Monday, Apr. 29, 1957
The Nationalized Doctors
Prime Minister Harold Macmillan wrote a prescription last week for the general practitioners who keep Britain's socialized National Health Service running: a 5% increase in their pay. The doctors scoffed at it as merely soothing syrup, incapable of curing their deep-seated financial ills.
Ever since Britain nationalized its health services in 1948, doctors have been happy over the fact that they do not have to bother sending and collecting bills. But they have been sharply discontented about their own pay.
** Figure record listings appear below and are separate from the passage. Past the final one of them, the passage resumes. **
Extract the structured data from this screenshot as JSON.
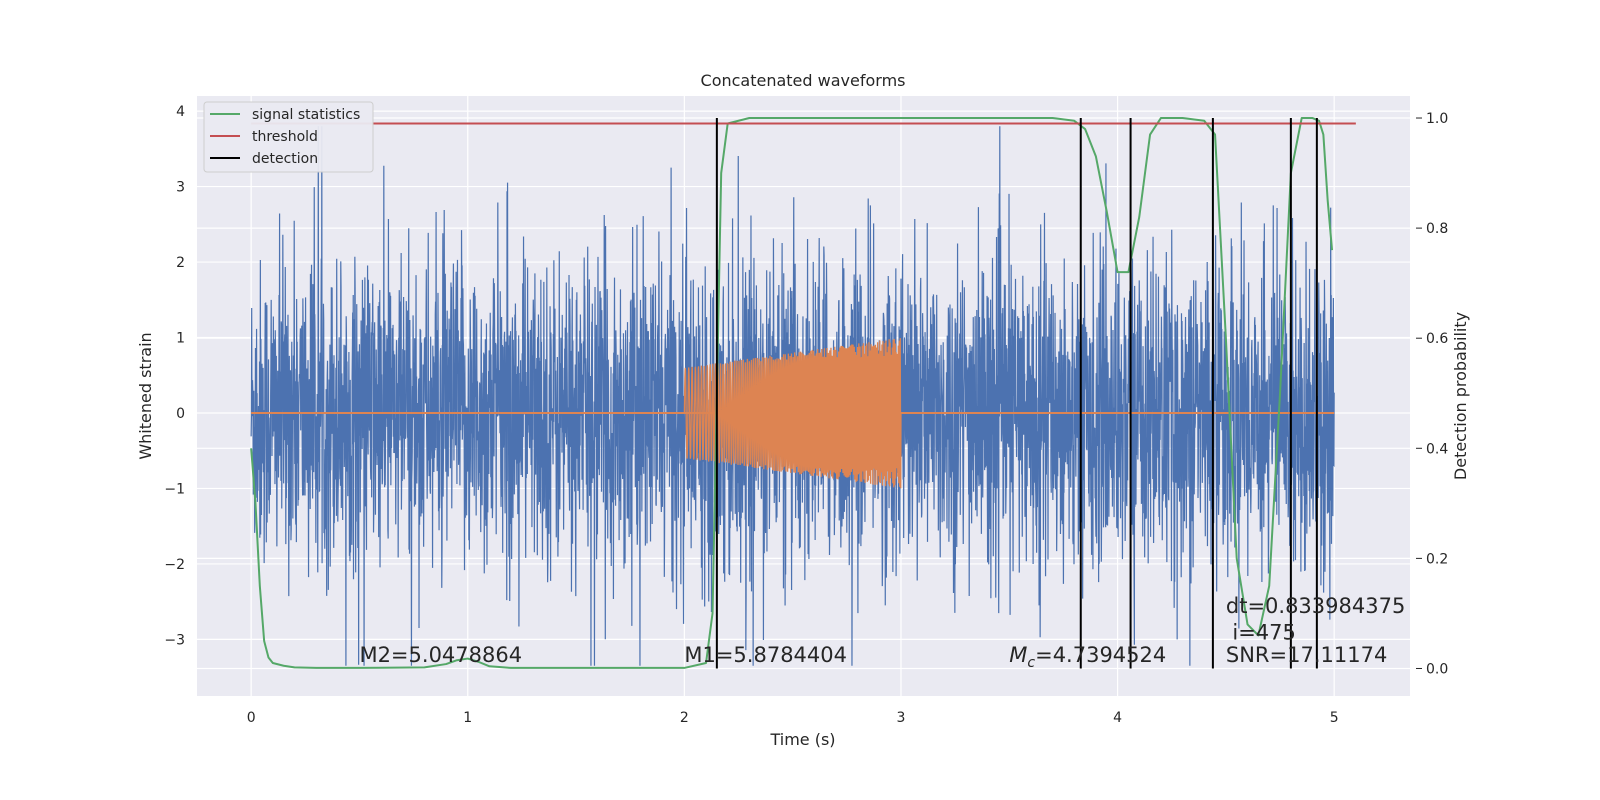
{
  "chart_data": {
    "type": "line",
    "title": "Concatenated waveforms",
    "xlabel": "Time (s)",
    "ylabel": "Whitened strain",
    "y2label": "Detection probability",
    "xlim": [
      -0.25,
      5.35
    ],
    "ylim": [
      -3.75,
      4.2
    ],
    "y2lim": [
      -0.05,
      1.04
    ],
    "x_ticks": [
      "0",
      "1",
      "2",
      "3",
      "4",
      "5"
    ],
    "y_ticks": [
      "−3",
      "−2",
      "−1",
      "0",
      "1",
      "2",
      "3",
      "4"
    ],
    "y2_ticks": [
      "0.0",
      "0.2",
      "0.4",
      "0.6",
      "0.8",
      "1.0"
    ],
    "grid": true,
    "legend_position": "top-left",
    "colors": {
      "strain": "#4c72b0",
      "template": "#dd8452",
      "statistics": "#55a868",
      "threshold": "#c44e52",
      "detection": "#000000",
      "background": "#eaeaf2"
    },
    "legend": [
      "signal statistics",
      "threshold",
      "detection"
    ],
    "series": [
      {
        "name": "signal statistics",
        "axis": "right",
        "x": [
          0.0,
          0.02,
          0.04,
          0.06,
          0.08,
          0.1,
          0.15,
          0.2,
          0.3,
          0.5,
          0.8,
          0.9,
          0.95,
          1.0,
          1.05,
          1.1,
          1.2,
          1.5,
          2.0,
          2.1,
          2.13,
          2.15,
          2.17,
          2.2,
          2.3,
          2.5,
          3.0,
          3.5,
          3.7,
          3.8,
          3.85,
          3.9,
          3.95,
          4.0,
          4.05,
          4.1,
          4.15,
          4.2,
          4.3,
          4.4,
          4.45,
          4.5,
          4.55,
          4.6,
          4.65,
          4.7,
          4.75,
          4.8,
          4.85,
          4.9,
          4.93,
          4.95,
          4.97,
          4.99
        ],
        "y": [
          0.4,
          0.3,
          0.15,
          0.05,
          0.02,
          0.01,
          0.005,
          0.002,
          0.001,
          0.001,
          0.002,
          0.008,
          0.015,
          0.018,
          0.012,
          0.004,
          0.001,
          0.001,
          0.001,
          0.01,
          0.1,
          0.5,
          0.9,
          0.99,
          1.0,
          1.0,
          1.0,
          1.0,
          1.0,
          0.995,
          0.98,
          0.93,
          0.83,
          0.72,
          0.72,
          0.82,
          0.97,
          1.0,
          1.0,
          0.995,
          0.97,
          0.6,
          0.2,
          0.08,
          0.06,
          0.15,
          0.5,
          0.9,
          1.0,
          1.0,
          0.995,
          0.97,
          0.85,
          0.76
        ]
      },
      {
        "name": "threshold",
        "axis": "right",
        "x": [
          0.0,
          5.1
        ],
        "y": [
          0.99,
          0.99
        ]
      }
    ],
    "detections_x": [
      2.15,
      3.83,
      4.06,
      4.44,
      4.8,
      4.92
    ],
    "strain": {
      "x_range": [
        0.0,
        5.0
      ],
      "typical_amplitude": 1.0,
      "max": 3.8,
      "min": -3.35
    },
    "template": {
      "x_range": [
        2.0,
        3.0
      ],
      "amplitude_start": 0.6,
      "amplitude_end": 1.0
    },
    "annotations": [
      {
        "id": "m2",
        "text": "M2=5.0478864",
        "x": 0.5,
        "y": -3.3
      },
      {
        "id": "m1",
        "text": "M1=5.8784404",
        "x": 2.0,
        "y": -3.3
      },
      {
        "id": "mc",
        "prefix": "M",
        "sub": "c",
        "text": "=4.7394524",
        "x": 3.5,
        "y": -3.3
      },
      {
        "id": "dt",
        "text": "dt=0.833984375",
        "x": 4.5,
        "y": -2.65
      },
      {
        "id": "i",
        "text": "i=475",
        "x": 4.53,
        "y": -3.0
      },
      {
        "id": "snr",
        "text": "SNR=17.11174",
        "x": 4.5,
        "y": -3.3
      }
    ]
  }
}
Of the nation's 40,000 doctors, all but 700 signed up for the National Health Service; 18,000 work full time in hospitals, more than 21,000 as family doctors. The family doctors serve patients (up to 3,500 on a single doctor's panel) for a fixed per-capita fee, paid by the state, of $2.38 a year regardless of how much service the patients need. Since their one pay raise in 1951, the G.P.s have averaged only $6,221 a year from N.H.S. (for cruelly long hours, including night calls); most pick up a few hundred more in special fees or by working for industry. Last summer the powerful British Medical Association and its trade-union shadow, the British Medical Guild, decided that something must be done. They drummed up doctors' indignation, presented the government with a demand for a 24% across-the-board increase. Trying to check Britain's wage-price spiral, the government flatly refused.
The doctors' organizations began to threaten a strike. It would not be a real strike--physicians would keep on treating patients, but they would sabotage the N.H.S. by refusing to sign certificates enabling patients to draw sick pay, by pulling out of all N.H.S. committees, and by charging fees as in pre-N.H.S. times. The suggested five-shilling fee aroused some doctors' hopes (see cut). The government still said no and appointed a Royal Commission, which could spend months looking into the matter.
Last week's interim raise of 5% for G.P.s and dentists was designed to stave off mounting anger among doctors, but it settled nothing. The chairman of a doctors' negotiating committee who favored accepting the government's plan was forced by angry colleagues to resign. Britain's doctors carried on--overworked as usual--hopelessly divided among themselves as to the best tactics to pursue, but unanimous in feeling underpaid.